Transmission electron micrographs of S. Typhimurium SL1344 and ΔspeG. Transmission electron micrographs after negative staining revealed the morphology of (A,B) S. Typhimurium SL1344 and (C,D) ΔspeG. Numerous long flagella were observed in S. Typhimurium SL1344 [magnification: (A) 10,000× and (B) 22,500×]. Only a small number of fragmented flagella were observed in S. Typhimurium ΔspeG [magnification: (C) 10,000× and (D) 22,500×].

Figure 6

Bacterial motility assays of S. Typhimurium SL1344 and ΔspeG. The motilities of S. Typhimurium SL1344 (A), ΔspeG (B), ΔspeG′ (C), ΔspaS (D), and ΔfliC (E) were examined by bacterial inoculation on semisolid agar plates with 6-h incubation at 37°C. S. Typhimurium SL1344, ΔspeG′, and ΔspaS similarly exhibited the maximal diameters of their motility zones.
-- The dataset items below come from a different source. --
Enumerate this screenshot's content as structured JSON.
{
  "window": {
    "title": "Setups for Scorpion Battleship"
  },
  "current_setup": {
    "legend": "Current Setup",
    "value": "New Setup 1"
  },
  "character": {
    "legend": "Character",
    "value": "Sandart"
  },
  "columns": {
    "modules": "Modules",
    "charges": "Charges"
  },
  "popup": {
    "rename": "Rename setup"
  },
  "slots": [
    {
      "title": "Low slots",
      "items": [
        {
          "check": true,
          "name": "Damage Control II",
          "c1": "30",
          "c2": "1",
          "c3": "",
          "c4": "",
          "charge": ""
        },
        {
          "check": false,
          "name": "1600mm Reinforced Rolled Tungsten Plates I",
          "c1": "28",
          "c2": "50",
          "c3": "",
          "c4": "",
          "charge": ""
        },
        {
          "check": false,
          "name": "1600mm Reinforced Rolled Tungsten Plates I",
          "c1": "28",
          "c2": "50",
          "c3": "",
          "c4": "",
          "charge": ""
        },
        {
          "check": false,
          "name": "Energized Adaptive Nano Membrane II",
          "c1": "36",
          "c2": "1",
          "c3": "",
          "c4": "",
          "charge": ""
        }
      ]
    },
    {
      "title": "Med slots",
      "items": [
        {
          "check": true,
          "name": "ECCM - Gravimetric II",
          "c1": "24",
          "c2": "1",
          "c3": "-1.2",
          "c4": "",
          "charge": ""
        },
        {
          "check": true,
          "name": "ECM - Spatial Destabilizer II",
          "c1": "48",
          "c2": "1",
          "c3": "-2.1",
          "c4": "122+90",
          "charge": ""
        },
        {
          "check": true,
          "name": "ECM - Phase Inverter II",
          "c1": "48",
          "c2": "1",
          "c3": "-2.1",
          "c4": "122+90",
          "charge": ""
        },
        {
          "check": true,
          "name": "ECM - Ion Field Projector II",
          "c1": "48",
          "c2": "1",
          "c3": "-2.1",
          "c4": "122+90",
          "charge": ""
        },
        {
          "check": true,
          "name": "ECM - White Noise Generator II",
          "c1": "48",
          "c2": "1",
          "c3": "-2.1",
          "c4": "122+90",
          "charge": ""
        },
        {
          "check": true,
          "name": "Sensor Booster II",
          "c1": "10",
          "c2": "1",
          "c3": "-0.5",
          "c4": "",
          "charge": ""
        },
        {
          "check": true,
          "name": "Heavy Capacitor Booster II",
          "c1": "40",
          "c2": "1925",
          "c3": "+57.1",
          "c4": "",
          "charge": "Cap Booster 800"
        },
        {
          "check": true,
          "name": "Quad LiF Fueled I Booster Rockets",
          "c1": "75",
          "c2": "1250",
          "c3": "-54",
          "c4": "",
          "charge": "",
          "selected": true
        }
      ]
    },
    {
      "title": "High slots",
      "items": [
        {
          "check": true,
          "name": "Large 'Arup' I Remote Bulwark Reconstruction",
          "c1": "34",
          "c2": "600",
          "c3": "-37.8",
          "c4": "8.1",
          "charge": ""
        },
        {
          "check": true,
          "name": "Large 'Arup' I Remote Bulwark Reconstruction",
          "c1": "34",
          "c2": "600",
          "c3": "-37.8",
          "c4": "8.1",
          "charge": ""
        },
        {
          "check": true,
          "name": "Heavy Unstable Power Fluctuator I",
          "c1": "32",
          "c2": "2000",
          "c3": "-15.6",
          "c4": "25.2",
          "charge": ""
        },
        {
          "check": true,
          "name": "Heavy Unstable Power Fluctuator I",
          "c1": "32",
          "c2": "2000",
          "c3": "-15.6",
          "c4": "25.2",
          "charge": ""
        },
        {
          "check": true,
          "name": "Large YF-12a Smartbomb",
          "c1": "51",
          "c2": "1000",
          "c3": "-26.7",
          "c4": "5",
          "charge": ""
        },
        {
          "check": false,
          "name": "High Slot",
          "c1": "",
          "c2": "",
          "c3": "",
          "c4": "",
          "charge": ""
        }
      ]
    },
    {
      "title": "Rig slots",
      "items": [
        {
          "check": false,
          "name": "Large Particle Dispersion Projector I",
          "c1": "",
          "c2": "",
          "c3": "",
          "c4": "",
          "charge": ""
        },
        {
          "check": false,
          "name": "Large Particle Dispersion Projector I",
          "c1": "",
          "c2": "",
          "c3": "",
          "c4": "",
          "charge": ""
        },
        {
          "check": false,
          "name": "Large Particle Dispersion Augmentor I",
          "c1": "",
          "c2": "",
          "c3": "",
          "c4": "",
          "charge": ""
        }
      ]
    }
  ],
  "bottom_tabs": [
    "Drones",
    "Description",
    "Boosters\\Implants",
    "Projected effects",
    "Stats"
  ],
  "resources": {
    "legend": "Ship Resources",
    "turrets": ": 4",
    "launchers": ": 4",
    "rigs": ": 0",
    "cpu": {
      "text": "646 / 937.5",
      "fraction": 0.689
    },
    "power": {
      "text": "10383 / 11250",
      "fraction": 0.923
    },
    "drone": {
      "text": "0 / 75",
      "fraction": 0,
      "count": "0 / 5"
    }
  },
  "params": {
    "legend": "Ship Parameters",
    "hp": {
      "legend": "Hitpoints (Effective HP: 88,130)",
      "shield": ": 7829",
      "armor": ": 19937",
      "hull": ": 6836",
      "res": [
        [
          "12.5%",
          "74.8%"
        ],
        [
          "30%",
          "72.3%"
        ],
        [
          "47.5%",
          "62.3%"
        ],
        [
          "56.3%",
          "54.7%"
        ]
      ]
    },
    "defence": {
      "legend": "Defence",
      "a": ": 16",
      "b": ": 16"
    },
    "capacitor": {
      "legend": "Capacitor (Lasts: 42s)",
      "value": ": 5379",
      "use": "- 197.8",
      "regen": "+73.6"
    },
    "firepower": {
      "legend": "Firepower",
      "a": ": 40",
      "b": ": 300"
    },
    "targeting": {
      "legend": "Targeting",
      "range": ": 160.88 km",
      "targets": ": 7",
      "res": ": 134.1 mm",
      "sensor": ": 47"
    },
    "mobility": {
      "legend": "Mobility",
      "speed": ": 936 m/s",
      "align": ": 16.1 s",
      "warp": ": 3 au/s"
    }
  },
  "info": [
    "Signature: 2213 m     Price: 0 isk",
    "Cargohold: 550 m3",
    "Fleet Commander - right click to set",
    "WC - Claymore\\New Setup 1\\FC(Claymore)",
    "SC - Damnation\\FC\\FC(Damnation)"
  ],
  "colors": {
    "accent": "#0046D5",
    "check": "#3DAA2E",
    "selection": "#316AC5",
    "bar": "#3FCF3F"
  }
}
The motility zone of ΔspeG was smaller than that of the aforementioned strains, but still larger than that of ΔfliC.

Figure 7

Polyamine-suppressing bacterial motility assays of S. Typhimurium SL1344. The motilities of S. Typhimurium SL1344 were examined by bacterial inoculation on semisolid agar plates supplemented with four polyamines after 6-h incubation at 37°C. The motility zones of S. Typhimurium SL1344 in the semisolid LB agar plates supplemented with putrescine (625 μM; C), cadaverine (125 μM; E), and spermidine (6 μM; G) were smaller than that of S. Typhimurium SL1344 in the plates containing no polyamine (A). The motility zones of S. Typhimurium SL1344 were slightly inhibited by cadaverine (62.5 μM; D), but not suppressed by putrescine (312.5 μM; B), spermidine (3 μM; F), and two concentrations of spermine (187.5 μM; H and 375 μM; I) in the semisolid LB agar plates.